Lectors

miércoles, 25 de junio de 2014

NOCHE DE SAN JUAN

Nunca me han gustado las verbenas. Por eso llego a casa sobre las diez, envuelto en una humareda de última hora que casi había olvidado. La crisis ha concentrado la vorágine de petardos en una sola noche, ya que hay el dinero que hay: antes el martirio duraba varios días y se convertía en insoportable la noche del 23. Así que la crisis no ha sido negativa en todo, algunas cosas de momento han cambiado a mejor.

Mi perra me está esperando para bajar, repuesta de una cojera alarmante de esta mañana. Es mayor, padece lishmaniosis, está tuerta por maltrato de su primer dueño, y no sabía muy bien cómo me la iba a encontrar esta noche al llegar a casa, después de haberle obligado a tragarse un antiinflamatorio para que pasase el día lo mejor posible. Veo con alegría que la cojera ha desaparecido de momento. Como siempre, me abronca por llegar tarde, cojo la correa y salimos a pasear.

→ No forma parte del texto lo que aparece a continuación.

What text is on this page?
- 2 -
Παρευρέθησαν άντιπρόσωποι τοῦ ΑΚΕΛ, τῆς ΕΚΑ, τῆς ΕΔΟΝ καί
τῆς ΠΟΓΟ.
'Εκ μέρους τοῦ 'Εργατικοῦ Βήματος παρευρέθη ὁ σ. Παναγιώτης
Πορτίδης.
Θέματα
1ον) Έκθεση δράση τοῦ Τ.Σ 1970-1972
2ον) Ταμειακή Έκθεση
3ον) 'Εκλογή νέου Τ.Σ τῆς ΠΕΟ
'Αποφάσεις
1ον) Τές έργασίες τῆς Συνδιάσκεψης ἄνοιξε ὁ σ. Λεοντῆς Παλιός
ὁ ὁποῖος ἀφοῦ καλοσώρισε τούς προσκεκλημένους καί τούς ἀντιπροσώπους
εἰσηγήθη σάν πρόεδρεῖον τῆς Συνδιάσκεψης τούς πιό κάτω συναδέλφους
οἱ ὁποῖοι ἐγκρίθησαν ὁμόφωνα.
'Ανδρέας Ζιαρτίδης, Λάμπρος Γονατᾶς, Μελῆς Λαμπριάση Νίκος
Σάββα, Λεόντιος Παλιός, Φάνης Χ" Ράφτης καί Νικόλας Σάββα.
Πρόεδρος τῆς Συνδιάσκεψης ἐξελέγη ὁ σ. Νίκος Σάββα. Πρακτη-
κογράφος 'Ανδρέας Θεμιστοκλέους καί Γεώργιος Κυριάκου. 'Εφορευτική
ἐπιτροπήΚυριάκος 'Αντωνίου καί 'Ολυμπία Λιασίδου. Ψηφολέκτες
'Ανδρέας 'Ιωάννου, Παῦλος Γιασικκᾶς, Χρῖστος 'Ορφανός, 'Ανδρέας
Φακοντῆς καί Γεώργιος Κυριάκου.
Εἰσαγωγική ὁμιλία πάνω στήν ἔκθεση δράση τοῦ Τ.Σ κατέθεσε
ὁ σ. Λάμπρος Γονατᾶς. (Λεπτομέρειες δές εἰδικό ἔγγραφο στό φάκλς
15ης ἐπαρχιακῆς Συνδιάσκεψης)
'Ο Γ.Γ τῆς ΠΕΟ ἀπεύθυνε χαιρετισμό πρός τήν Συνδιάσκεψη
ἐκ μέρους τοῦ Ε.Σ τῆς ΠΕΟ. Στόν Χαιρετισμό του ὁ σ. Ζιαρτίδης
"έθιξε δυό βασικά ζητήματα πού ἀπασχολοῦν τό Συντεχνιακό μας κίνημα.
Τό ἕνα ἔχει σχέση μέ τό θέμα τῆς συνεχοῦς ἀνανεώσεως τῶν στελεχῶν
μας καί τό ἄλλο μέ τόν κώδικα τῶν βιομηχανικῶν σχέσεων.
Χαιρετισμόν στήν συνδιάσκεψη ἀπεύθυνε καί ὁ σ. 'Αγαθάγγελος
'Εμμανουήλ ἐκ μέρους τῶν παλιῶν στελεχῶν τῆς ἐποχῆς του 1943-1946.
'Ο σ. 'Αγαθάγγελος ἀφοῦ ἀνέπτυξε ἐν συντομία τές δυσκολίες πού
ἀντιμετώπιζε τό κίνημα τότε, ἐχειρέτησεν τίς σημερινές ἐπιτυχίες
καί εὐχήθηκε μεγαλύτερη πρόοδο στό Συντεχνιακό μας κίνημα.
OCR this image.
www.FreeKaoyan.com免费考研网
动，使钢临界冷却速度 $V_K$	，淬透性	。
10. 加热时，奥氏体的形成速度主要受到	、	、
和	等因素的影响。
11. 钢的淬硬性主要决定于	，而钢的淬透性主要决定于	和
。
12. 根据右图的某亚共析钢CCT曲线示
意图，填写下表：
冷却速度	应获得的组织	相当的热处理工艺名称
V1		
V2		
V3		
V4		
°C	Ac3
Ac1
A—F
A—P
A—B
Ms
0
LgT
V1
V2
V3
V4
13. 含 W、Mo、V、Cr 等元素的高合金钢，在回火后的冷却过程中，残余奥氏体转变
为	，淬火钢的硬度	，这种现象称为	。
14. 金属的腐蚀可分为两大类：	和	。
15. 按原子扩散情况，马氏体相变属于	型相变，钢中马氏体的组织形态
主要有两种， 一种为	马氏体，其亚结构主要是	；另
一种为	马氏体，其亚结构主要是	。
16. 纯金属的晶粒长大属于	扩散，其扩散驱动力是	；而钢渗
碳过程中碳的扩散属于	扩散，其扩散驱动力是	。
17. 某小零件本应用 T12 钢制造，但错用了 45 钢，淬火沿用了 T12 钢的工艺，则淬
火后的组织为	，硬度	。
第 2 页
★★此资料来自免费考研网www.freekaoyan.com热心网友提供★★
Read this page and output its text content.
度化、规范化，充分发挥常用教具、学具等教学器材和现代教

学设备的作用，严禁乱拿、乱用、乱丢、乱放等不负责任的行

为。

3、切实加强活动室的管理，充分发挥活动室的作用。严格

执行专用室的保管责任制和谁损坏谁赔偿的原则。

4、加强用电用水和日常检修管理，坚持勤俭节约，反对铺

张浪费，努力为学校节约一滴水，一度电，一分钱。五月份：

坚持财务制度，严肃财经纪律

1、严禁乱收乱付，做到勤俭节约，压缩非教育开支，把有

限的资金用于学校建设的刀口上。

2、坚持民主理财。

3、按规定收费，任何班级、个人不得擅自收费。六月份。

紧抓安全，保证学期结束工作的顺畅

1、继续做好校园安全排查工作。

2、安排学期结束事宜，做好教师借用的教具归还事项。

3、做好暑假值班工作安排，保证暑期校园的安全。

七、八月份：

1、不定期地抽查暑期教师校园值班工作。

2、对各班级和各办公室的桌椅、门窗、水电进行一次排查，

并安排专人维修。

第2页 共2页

No hay lugar por el que se pueda pasar en la acera, está lleno de gente tirando petardos en familia. Una actividad interesante, ésta: tirar petardos en familia. Mi hija me dice que a ella le gusta verlos porque son bonitos. Ella se limita a las bengalas y poca cosa más, debe ser un código genético eso del aborrecimiento del ruido inesperado, eso de contener cierta violencia hacia el imbécil que no se sabe con qué propósito ha encendido uno muy potente a tu paso.

En la pequeña rambla por la que vamos a pasear siempre con la perra queda un banco libre. Ante el espectáculo, decido sentarme un rato a observar las dos familias petarderas de sendos bancos de enfrente. Preveo las evoluciones de unos y otros, me asombro ante el entusiasmo de los niños a los que el padre enciende los petardos, flojos, con la brasa de un mechero de cuerda. Ríen, y los adultos ríen al verlos reír. Yo observo, espero a ver si pasa algo más.

Y en efecto pasa. Llega la hora de la responsabilidad. Se ha hecho un esfuerzo enorme en adquirir un petardo enorme, en cuyo cartón se lee en letra enorme la palabra TRO. Imagino por el nombre que hará un ruido enorme, pero estoy preparado. El padre, responsable, exige a toda su prole una distancia enorme de seguridad, e incluso manda a un adolescente que vigile que nadie penetre en un perímetro que define él mismo.



Me mira, a mí, quizá para advertirme que ha sido capaz de comprar algo enorme, parecido a la bomba H, y que quizá debería apartarme, pero después desiste al valorar el radio del perímetro de seguridad de su invención. Me avisa, eso sí, de que me tape las orejas, y yo para no ser descortés, y pese a la enorme vergüenza ajena que me inunda, obedezco.

Seguro de que nadie estorba ni puede recibir daño colateral alguno, se acerca al artefacto y lo prende. Sale corriendo hacia atrás hasta el perímetro, y al poco resuena un estruendo, ensordecedor incluso con los oídos tapados.

Me he quedado no sólo para ver el inmenso ejercicio de una responsabilidad importante, sino para ver la cara que se le queda después al fulano. No sólo sonríe con los ojos muy abiertos, meneando la mano derecha en vaivén arriba y abajo, sino que todos se maravillan ante su destreza por el ruido espantoso que ha hecho el puto petardo de los cojones. Después de ser casi felicitado por todos, quizá por no haberse llevado un dedo en el asunto vital que le ocupaba, el individuo me mira. Quizá percibe la vergüenza ajena que me invade, no lo sé. Pero acto seguido dice

- Hale, vámonos de aquí, que nos quedan treinta y ya hemos molestado bastante a los vecinos de esa zona. 

Agradezco desde algún lugar invisible de mi cerebro la consideración, casi tanto como la percepción de su propia imagen, tirando petardos como si no se pudiera hacer otra cosa la noche de San Juan.

La evolución a veces se detiene, aunque sea sólo por un instante, por una noche entera.

La noche de San Juan suele tener la cualidad de hacer evidente eso, que no siempre se quiere tener en cuenta.